Considering principles (i) to (iii), C must rely on the affirmation of the common assumption by D, and the latter must intend or expect that reliance –

Applying principles here SC said fact that HMRC mistakenly represented to BDO that Heybridge Lane was correct address did not prevent HMRC from raising an estoppel by convention - In its letter of 6 July 2005, BDO indicated to HMRC that it too believed that a valid enquiry had been opened.
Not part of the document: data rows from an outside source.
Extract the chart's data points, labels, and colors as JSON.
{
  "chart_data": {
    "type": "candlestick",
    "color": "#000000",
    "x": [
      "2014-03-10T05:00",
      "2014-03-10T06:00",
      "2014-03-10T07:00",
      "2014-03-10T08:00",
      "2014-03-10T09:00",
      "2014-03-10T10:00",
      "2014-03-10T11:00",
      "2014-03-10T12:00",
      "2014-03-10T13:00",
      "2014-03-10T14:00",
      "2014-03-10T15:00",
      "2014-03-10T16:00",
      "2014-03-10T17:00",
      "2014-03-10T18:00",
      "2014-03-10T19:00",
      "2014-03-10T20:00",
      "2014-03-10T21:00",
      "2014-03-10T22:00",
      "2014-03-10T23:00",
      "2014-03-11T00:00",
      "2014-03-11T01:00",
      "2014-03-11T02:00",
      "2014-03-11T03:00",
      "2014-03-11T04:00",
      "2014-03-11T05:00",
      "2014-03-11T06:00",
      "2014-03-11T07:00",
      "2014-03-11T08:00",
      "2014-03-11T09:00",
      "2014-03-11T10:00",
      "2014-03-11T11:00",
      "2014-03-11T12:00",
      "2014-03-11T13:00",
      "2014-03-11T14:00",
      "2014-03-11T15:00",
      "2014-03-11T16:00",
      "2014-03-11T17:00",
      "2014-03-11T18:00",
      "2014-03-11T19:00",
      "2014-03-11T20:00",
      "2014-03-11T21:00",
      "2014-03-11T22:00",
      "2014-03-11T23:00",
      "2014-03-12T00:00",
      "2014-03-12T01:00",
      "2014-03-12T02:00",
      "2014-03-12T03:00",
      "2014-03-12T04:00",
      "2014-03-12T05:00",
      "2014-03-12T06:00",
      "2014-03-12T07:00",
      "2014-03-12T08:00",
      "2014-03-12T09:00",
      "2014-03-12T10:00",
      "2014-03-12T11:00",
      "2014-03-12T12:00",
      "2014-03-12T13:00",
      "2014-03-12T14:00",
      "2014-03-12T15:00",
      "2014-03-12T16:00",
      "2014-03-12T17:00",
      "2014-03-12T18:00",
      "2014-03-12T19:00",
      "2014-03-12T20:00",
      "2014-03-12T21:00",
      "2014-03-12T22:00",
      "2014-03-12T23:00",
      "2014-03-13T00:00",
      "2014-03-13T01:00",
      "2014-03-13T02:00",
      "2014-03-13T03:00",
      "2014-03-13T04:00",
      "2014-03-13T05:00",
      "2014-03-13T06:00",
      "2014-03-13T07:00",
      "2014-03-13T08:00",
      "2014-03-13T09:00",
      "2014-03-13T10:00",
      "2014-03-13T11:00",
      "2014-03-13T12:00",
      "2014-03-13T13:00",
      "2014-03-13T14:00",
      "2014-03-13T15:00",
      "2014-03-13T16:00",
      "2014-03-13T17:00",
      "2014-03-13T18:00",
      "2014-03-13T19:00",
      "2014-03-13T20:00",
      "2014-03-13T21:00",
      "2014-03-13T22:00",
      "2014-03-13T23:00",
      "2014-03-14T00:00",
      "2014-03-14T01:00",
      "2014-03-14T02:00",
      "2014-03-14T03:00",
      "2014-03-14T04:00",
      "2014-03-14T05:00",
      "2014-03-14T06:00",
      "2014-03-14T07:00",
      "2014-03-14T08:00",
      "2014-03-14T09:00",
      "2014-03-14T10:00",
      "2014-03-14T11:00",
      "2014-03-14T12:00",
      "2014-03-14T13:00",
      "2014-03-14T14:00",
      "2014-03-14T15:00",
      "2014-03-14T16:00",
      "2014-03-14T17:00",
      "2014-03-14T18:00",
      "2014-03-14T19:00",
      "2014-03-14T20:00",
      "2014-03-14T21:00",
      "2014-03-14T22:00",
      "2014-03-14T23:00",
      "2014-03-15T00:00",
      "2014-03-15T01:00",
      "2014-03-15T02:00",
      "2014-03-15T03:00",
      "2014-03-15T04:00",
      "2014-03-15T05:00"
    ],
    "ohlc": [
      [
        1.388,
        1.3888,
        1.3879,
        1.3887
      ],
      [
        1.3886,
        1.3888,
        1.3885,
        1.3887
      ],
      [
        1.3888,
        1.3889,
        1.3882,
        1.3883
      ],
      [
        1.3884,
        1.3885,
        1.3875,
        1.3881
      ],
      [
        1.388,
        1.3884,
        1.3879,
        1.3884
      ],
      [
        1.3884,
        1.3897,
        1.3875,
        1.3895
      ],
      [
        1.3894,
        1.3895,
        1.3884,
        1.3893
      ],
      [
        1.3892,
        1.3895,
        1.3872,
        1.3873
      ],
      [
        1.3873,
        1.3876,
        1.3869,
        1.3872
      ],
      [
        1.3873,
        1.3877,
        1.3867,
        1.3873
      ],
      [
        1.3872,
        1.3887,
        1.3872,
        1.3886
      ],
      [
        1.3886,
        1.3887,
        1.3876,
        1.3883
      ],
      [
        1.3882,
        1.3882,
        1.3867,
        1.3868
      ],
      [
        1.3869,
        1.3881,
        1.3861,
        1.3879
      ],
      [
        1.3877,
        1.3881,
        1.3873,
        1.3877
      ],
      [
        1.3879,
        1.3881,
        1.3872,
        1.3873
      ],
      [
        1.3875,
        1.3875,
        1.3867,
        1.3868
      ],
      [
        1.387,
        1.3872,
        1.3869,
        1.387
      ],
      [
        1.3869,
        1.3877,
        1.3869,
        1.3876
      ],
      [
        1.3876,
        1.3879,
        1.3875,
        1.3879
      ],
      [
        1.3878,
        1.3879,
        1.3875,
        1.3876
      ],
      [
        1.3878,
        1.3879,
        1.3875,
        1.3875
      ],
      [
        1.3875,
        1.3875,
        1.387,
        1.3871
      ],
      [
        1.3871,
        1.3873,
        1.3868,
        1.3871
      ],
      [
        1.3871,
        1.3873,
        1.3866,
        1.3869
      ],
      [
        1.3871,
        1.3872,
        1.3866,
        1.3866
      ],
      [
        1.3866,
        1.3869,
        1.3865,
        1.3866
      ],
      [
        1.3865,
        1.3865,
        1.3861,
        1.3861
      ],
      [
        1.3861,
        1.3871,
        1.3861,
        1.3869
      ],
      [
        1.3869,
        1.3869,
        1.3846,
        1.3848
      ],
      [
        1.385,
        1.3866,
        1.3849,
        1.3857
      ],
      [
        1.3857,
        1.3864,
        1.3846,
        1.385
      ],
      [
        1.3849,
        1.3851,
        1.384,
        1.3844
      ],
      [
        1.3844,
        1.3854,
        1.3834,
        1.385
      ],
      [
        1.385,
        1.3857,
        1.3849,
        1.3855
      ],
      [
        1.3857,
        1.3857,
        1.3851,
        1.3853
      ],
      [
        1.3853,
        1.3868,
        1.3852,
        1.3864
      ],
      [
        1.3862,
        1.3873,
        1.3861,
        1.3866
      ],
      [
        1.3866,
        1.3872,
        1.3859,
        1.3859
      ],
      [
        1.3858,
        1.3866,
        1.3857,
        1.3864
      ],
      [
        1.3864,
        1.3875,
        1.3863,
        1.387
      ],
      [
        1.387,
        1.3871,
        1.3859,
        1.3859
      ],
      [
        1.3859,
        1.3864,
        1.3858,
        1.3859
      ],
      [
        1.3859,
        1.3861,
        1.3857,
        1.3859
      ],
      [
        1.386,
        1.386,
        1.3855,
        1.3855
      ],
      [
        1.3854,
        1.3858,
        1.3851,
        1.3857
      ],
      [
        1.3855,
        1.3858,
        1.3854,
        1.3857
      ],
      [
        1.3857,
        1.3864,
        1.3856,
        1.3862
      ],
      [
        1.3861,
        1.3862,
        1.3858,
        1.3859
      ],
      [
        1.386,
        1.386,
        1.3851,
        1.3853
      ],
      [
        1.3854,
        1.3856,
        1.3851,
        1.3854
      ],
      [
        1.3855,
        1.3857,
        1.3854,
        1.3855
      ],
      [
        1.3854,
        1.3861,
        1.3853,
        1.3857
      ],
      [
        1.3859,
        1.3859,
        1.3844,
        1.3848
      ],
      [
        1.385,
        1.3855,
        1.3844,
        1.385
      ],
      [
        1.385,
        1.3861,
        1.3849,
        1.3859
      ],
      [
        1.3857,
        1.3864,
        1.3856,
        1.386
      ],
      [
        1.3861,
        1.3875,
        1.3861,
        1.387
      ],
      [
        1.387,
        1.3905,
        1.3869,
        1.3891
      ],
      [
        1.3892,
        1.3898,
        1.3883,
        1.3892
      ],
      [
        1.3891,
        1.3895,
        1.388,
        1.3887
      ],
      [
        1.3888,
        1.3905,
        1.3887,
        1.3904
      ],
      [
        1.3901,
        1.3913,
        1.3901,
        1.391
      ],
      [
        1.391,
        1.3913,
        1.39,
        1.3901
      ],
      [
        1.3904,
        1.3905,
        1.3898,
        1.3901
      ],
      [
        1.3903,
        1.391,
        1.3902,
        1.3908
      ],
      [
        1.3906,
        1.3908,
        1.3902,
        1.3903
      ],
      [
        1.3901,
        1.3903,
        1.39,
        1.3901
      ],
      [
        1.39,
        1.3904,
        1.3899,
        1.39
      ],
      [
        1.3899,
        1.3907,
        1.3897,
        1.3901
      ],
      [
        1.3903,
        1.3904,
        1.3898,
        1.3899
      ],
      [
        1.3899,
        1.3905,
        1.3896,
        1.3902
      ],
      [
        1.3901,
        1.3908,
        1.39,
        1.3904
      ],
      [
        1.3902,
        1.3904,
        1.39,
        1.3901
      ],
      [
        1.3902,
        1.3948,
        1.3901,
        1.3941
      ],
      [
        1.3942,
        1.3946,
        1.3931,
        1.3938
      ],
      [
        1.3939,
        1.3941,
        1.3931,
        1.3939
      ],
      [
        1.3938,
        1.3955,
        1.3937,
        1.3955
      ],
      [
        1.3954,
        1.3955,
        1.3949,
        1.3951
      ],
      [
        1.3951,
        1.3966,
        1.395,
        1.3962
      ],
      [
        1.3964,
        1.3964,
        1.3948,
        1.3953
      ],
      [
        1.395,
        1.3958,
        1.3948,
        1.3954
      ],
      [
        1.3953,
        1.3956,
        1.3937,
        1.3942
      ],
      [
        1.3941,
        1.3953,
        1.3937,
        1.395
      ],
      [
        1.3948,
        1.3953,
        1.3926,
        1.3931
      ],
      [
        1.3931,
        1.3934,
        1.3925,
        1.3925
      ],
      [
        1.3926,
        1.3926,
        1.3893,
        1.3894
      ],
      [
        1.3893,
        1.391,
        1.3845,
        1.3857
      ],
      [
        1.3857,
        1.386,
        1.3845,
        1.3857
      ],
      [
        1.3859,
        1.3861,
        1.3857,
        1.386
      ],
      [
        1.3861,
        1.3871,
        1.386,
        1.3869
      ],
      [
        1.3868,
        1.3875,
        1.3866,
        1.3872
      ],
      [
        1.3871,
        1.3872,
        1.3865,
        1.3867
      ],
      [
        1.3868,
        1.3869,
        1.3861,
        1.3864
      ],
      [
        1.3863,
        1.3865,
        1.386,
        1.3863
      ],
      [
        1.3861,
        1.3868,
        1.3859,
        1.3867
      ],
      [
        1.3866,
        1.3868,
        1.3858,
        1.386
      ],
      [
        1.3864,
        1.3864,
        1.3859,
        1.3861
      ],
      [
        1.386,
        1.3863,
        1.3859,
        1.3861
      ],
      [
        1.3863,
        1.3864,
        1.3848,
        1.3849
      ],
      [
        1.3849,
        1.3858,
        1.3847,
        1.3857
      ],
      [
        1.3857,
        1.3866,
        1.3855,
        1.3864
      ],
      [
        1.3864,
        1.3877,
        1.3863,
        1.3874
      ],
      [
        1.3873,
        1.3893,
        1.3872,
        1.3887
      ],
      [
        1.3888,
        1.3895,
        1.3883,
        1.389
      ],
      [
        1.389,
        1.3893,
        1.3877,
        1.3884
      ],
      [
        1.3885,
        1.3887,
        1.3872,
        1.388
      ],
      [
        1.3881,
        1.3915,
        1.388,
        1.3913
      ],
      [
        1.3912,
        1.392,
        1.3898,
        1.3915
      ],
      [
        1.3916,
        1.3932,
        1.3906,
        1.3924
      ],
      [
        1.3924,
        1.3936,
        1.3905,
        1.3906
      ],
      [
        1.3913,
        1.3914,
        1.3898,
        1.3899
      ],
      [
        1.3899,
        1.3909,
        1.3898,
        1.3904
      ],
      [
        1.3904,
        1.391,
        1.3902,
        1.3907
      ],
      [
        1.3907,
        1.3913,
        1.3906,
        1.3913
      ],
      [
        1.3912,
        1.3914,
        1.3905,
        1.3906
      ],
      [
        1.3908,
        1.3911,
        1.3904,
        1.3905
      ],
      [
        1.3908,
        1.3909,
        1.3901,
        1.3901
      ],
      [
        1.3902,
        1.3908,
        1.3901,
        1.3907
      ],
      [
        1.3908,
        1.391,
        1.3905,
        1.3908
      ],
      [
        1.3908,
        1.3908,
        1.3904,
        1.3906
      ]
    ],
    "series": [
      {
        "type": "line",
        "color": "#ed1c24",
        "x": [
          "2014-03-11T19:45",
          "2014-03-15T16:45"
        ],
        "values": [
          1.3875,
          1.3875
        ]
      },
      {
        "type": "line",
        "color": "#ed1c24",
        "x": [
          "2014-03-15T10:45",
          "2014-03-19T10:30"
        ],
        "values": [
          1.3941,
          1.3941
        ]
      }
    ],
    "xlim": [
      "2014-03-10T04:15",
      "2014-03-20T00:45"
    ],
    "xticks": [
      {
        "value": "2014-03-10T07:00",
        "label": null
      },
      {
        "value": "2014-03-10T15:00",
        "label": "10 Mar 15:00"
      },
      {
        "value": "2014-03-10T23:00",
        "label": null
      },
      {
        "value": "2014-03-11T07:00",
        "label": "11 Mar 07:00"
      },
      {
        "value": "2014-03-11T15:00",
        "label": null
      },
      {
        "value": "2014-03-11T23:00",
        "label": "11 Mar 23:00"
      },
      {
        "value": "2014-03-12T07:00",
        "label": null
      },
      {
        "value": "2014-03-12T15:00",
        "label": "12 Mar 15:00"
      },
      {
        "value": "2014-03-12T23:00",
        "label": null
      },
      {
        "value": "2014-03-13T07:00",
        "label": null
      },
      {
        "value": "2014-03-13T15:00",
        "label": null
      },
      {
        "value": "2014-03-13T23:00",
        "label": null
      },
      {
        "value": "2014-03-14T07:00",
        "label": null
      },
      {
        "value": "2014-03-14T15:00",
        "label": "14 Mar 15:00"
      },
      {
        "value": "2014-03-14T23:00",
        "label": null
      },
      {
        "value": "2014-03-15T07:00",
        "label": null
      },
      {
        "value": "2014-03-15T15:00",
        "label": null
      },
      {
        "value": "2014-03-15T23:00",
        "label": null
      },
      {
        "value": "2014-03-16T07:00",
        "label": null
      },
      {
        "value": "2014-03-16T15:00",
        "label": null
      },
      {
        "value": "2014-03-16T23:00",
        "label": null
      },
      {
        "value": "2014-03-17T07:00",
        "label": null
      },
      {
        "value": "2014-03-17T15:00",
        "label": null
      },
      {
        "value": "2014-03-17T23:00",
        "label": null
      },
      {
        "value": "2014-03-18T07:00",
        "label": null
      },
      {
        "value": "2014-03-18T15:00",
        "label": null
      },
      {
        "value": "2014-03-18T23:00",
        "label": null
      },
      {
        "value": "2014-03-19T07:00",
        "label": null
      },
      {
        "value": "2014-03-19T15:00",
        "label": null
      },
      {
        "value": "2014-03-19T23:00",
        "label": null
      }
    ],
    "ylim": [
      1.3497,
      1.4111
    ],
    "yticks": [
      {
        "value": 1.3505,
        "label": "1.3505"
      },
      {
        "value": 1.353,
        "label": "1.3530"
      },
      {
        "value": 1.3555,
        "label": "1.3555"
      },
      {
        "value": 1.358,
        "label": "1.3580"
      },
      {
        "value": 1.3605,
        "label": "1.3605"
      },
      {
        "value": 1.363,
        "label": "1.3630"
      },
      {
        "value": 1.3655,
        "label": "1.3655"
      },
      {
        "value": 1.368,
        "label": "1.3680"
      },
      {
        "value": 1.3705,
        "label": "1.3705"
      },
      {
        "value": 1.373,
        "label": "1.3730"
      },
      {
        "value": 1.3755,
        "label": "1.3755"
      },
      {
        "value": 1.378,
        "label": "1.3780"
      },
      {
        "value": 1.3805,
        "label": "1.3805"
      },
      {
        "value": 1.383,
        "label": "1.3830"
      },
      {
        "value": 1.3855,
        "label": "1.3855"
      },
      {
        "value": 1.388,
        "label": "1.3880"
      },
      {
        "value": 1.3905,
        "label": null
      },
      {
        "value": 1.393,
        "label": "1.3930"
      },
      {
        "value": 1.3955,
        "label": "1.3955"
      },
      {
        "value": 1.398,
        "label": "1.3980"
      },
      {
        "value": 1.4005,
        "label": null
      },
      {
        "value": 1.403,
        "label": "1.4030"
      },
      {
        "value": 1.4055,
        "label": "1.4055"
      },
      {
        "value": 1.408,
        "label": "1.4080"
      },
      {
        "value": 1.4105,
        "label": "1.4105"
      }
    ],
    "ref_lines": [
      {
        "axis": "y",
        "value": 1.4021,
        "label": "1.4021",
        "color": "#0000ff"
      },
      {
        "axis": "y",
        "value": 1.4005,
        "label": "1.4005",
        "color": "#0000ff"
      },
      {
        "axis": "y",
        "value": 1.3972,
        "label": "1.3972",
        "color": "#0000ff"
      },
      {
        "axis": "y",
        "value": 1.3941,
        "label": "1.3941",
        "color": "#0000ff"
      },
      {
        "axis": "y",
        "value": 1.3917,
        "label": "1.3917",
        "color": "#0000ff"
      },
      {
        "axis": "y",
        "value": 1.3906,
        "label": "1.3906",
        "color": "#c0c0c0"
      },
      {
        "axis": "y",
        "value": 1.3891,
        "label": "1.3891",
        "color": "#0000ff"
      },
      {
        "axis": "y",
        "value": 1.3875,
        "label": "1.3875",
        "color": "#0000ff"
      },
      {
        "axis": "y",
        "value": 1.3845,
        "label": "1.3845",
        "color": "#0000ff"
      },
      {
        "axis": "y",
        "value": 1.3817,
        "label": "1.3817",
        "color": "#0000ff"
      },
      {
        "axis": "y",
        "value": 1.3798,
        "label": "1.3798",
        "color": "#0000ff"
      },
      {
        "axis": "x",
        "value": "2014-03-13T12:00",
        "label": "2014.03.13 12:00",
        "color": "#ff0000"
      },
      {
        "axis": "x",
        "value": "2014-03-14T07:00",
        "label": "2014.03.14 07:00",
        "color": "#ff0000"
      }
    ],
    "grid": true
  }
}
Thereafter, HMRC relied on BDO’s endorsement of the common assumption that the enquiry was valid, as BDO must have expected and intended - Principles (i) to (iii) therefore satisfied – Principle (iv) satisfied because HMRC’s reliance related to the dealings between the parties: the enquiry into the Return - Principle (v) satisfied because HMRC’s reliance on the common assumption was to its detriment, as it did not send another notice of enquiry to T before the time limit to do so had expired – Also, not unconscionable for HMRC to raise an estoppel - HMRC satisfied all requirements for establishing an estoppel by convention - SC also dealt with two additional issues - First, while there was no transaction between HMRC and T, this was not a requirement of estoppel by convention - Mutual dealings between them were sufficient - Second, estoppel by convention in this case would not undermine the statutory protection given to taxpayers by section 9A of the TMA 1970 - Appeal allowed.